Bluedoor Group Insight | July 25, 2019
A recent article by McKinsey & Company discussed the growing trend of established companies creating small subsidiaries to serve as innovation centers (also called “factories”) that take advantage of the best of both worlds—the agility of a start-up with the resources of the parent company. Although this approach has its merits and advantages on the surface, it suffers from several fundamental flaws that may hamper the innovation center’s ability to irrigate the desert of stale bureaucracy.
The need for transparency and objectivity is paramount for transformation. In a quest to redesign the customer or client experience, a given factory would likely choose to interview current or potential customers to map their journey, opinions, and process of interacting with the company. However, without objective third party involvement, this process is a quagmire that is subject to bias (both on the side of the interviewer and the interviewee) and tunnel vision. Even if in-house factories are careful about their methodology and maximize objectivity, their project’s scope has an important limitation—they are only redesigning a solution for one company.
This is another area where independent innovation centers have a leg up from factories—they have experience seeing the problem areas of many companies. This allows them a macro view — a forest rather than a single tree—that can see past the silos of institutions. They also do not possess the biases and tunnel vision of the larger organization they serve. Bureaucracies work hard to staff and resource the finest thought leaders into their in-house factories, but it is impossible to assemble the best talent and thought leadership under the roof of one bureaucracy.
Our suggestion is this: instead, bureaucracies need truly independent adhocracies to design and execute new offerings, provide thought leadership at a macro level, and gather objective feedback about the organization they are advising. Adhocracies like Bluedoor value action over authority, organize activities around problems and opportunities, and iterate through trial and error. These types of organizations embody the agile transformation and fast pace that bureaucracies so desperately seek in this changing world.

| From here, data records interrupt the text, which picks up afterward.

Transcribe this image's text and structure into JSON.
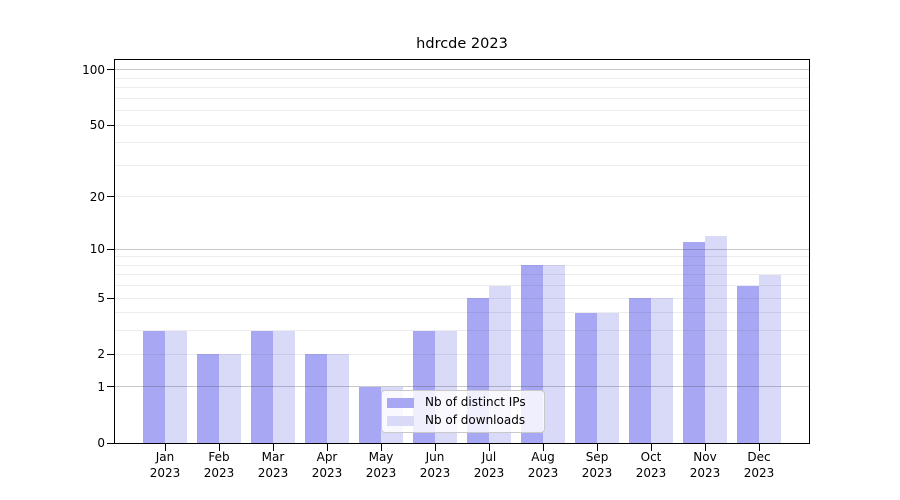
{
  "title": "hdrcde 2023",
  "chart_data": {
    "type": "bar",
    "title": "hdrcde 2023",
    "categories": [
      "Jan 2023",
      "Feb 2023",
      "Mar 2023",
      "Apr 2023",
      "May 2023",
      "Jun 2023",
      "Jul 2023",
      "Aug 2023",
      "Sep 2023",
      "Oct 2023",
      "Nov 2023",
      "Dec 2023"
    ],
    "series": [
      {
        "name": "Nb of distinct IPs",
        "color": "#a7a7f4",
        "values": [
          3,
          2,
          3,
          2,
          1,
          3,
          5,
          8,
          4,
          5,
          11,
          6
        ]
      },
      {
        "name": "Nb of downloads",
        "color": "#d9d9f8",
        "values": [
          3,
          2,
          3,
          2,
          1,
          3,
          6,
          8,
          4,
          5,
          12,
          7
        ]
      }
    ],
    "xlabel": "",
    "ylabel": "",
    "yscale": "log1p",
    "ylim": [
      0,
      110
    ],
    "ytick_values": [
      0,
      1,
      2,
      5,
      10,
      20,
      50,
      100
    ],
    "ytick_labels": [
      "0",
      "1",
      "2",
      "5",
      "10",
      "20",
      "50",
      "100"
    ],
    "grid_minor_values": [
      2,
      3,
      4,
      5,
      6,
      7,
      8,
      9,
      20,
      30,
      40,
      50,
      60,
      70,
      80,
      90
    ],
    "grid_major_values": [
      1,
      10,
      100
    ],
    "grid": "horizontal, drawn over bars",
    "legend_position": "lower center, inside axes"
  },
  "legend": {
    "items": [
      {
        "label": "Nb of distinct IPs",
        "color": "#a7a7f4"
      },
      {
        "label": "Nb of downloads",
        "color": "#d9d9f8"
      }
    ]
  },
  "colors": {
    "background": "#ffffff",
    "bar_distinct_ips": "#a7a7f4",
    "bar_downloads": "#d9d9f8",
    "axis": "#000000",
    "legend_border": "#c9c9c9"
  }
}
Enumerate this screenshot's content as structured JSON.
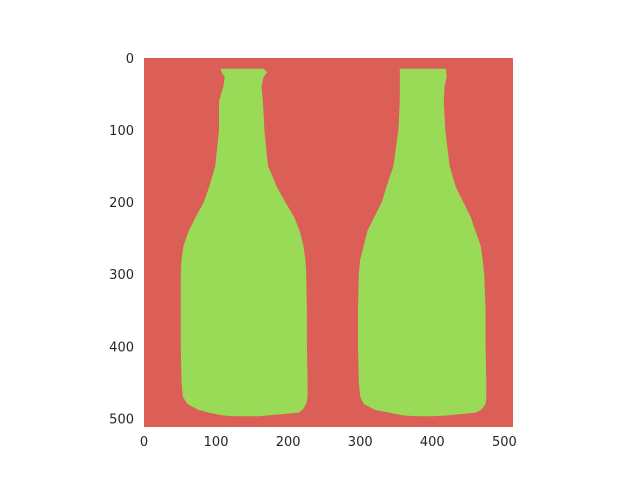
{
  "chart_data": {
    "type": "heatmap",
    "title": "",
    "xlabel": "",
    "ylabel": "",
    "xlim": [
      0,
      512
    ],
    "ylim": [
      512,
      0
    ],
    "grid": false,
    "x_ticks": [
      0,
      100,
      200,
      300,
      400,
      500
    ],
    "y_ticks": [
      0,
      100,
      200,
      300,
      400,
      500
    ],
    "x_tick_labels": [
      "0",
      "100",
      "200",
      "300",
      "400",
      "500"
    ],
    "y_tick_labels": [
      "0",
      "100",
      "200",
      "300",
      "400",
      "500"
    ],
    "classes": [
      {
        "value": 0,
        "color": "#db5f57"
      },
      {
        "value": 1,
        "color": "#99db57"
      }
    ],
    "regions": [
      {
        "class": 1,
        "rows": [
          [
            15,
            106,
            166
          ],
          [
            20,
            108,
            171
          ],
          [
            26,
            112,
            166
          ],
          [
            40,
            110,
            163
          ],
          [
            60,
            104,
            165
          ],
          [
            100,
            104,
            167
          ],
          [
            150,
            99,
            172
          ],
          [
            180,
            90,
            185
          ],
          [
            200,
            83,
            196
          ],
          [
            220,
            72,
            208
          ],
          [
            240,
            62,
            216
          ],
          [
            260,
            55,
            221
          ],
          [
            280,
            52,
            224
          ],
          [
            300,
            51,
            225
          ],
          [
            350,
            51,
            226
          ],
          [
            400,
            51,
            226
          ],
          [
            450,
            52,
            227
          ],
          [
            470,
            54,
            227
          ],
          [
            480,
            60,
            225
          ],
          [
            488,
            75,
            220
          ],
          [
            492,
            90,
            215
          ],
          [
            496,
            110,
            170
          ],
          [
            497,
            125,
            160
          ]
        ]
      },
      {
        "class": 1,
        "rows": [
          [
            15,
            355,
            419
          ],
          [
            26,
            355,
            420
          ],
          [
            40,
            355,
            417
          ],
          [
            60,
            355,
            416
          ],
          [
            100,
            353,
            418
          ],
          [
            150,
            346,
            424
          ],
          [
            180,
            336,
            433
          ],
          [
            200,
            330,
            443
          ],
          [
            220,
            320,
            453
          ],
          [
            240,
            310,
            460
          ],
          [
            260,
            305,
            467
          ],
          [
            280,
            300,
            470
          ],
          [
            300,
            298,
            472
          ],
          [
            350,
            297,
            474
          ],
          [
            400,
            297,
            474
          ],
          [
            450,
            298,
            475
          ],
          [
            470,
            300,
            475
          ],
          [
            480,
            305,
            474
          ],
          [
            488,
            320,
            468
          ],
          [
            492,
            340,
            460
          ],
          [
            496,
            360,
            420
          ],
          [
            497,
            380,
            400
          ]
        ]
      }
    ]
  }
}
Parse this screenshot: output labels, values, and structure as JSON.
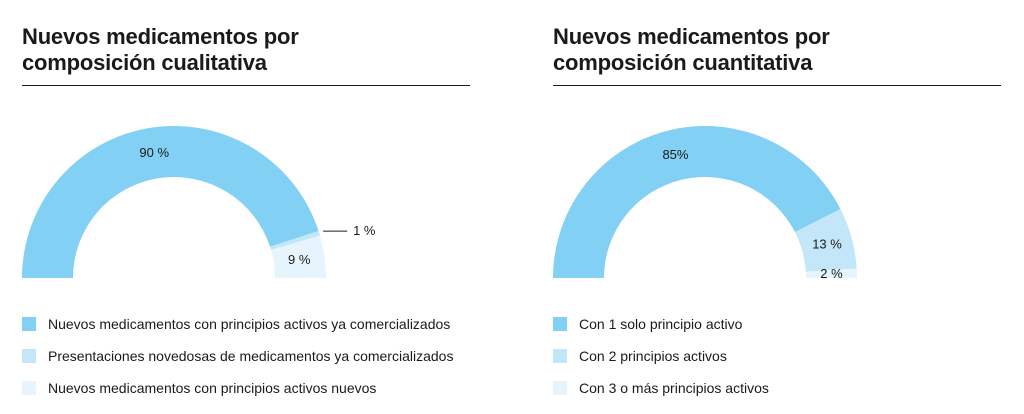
{
  "chart_data": [
    {
      "type": "pie",
      "shape": "half-donut",
      "title": "Nuevos medicamentos por composición cualitativa",
      "title_lines": [
        "Nuevos medicamentos por",
        "composición cualitativa"
      ],
      "slices": [
        {
          "label": "Nuevos medicamentos con principios activos ya comercializados",
          "value": 90,
          "value_label": "90 %",
          "color": "#82d0f4"
        },
        {
          "label": "Presentaciones novedosas de medicamentos ya comercializados",
          "value": 1,
          "value_label": "1 %",
          "color": "#c3e6f8"
        },
        {
          "label": "Nuevos medicamentos con principios activos nuevos",
          "value": 9,
          "value_label": "9 %",
          "color": "#e6f5fd"
        }
      ]
    },
    {
      "type": "pie",
      "shape": "half-donut",
      "title": "Nuevos medicamentos por composición cuantitativa",
      "title_lines": [
        "Nuevos medicamentos por",
        "composición cuantitativa"
      ],
      "slices": [
        {
          "label": "Con 1 solo principio activo",
          "value": 85,
          "value_label": "85%",
          "color": "#82d0f4"
        },
        {
          "label": "Con 2 principios activos",
          "value": 13,
          "value_label": "13 %",
          "color": "#c3e6f8"
        },
        {
          "label": "Con 3 o más principios activos",
          "value": 2,
          "value_label": "2 %",
          "color": "#e6f5fd"
        }
      ]
    }
  ]
}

Another important thought for established companies that find themselves eager to partner with other organizations, but have no venue to interact with them—this is where unbiased intermediaries have importance. These intermediaries, such as the Digital Health Institute for Transformation (DHIT), sit at the ecosystem level, engaging all stakeholders and building bridges for collaboration. Juggernauts that remain in silos will become obsolete in the future economy without a willingness to partner and collaborate with all kinds of organizations, large and small.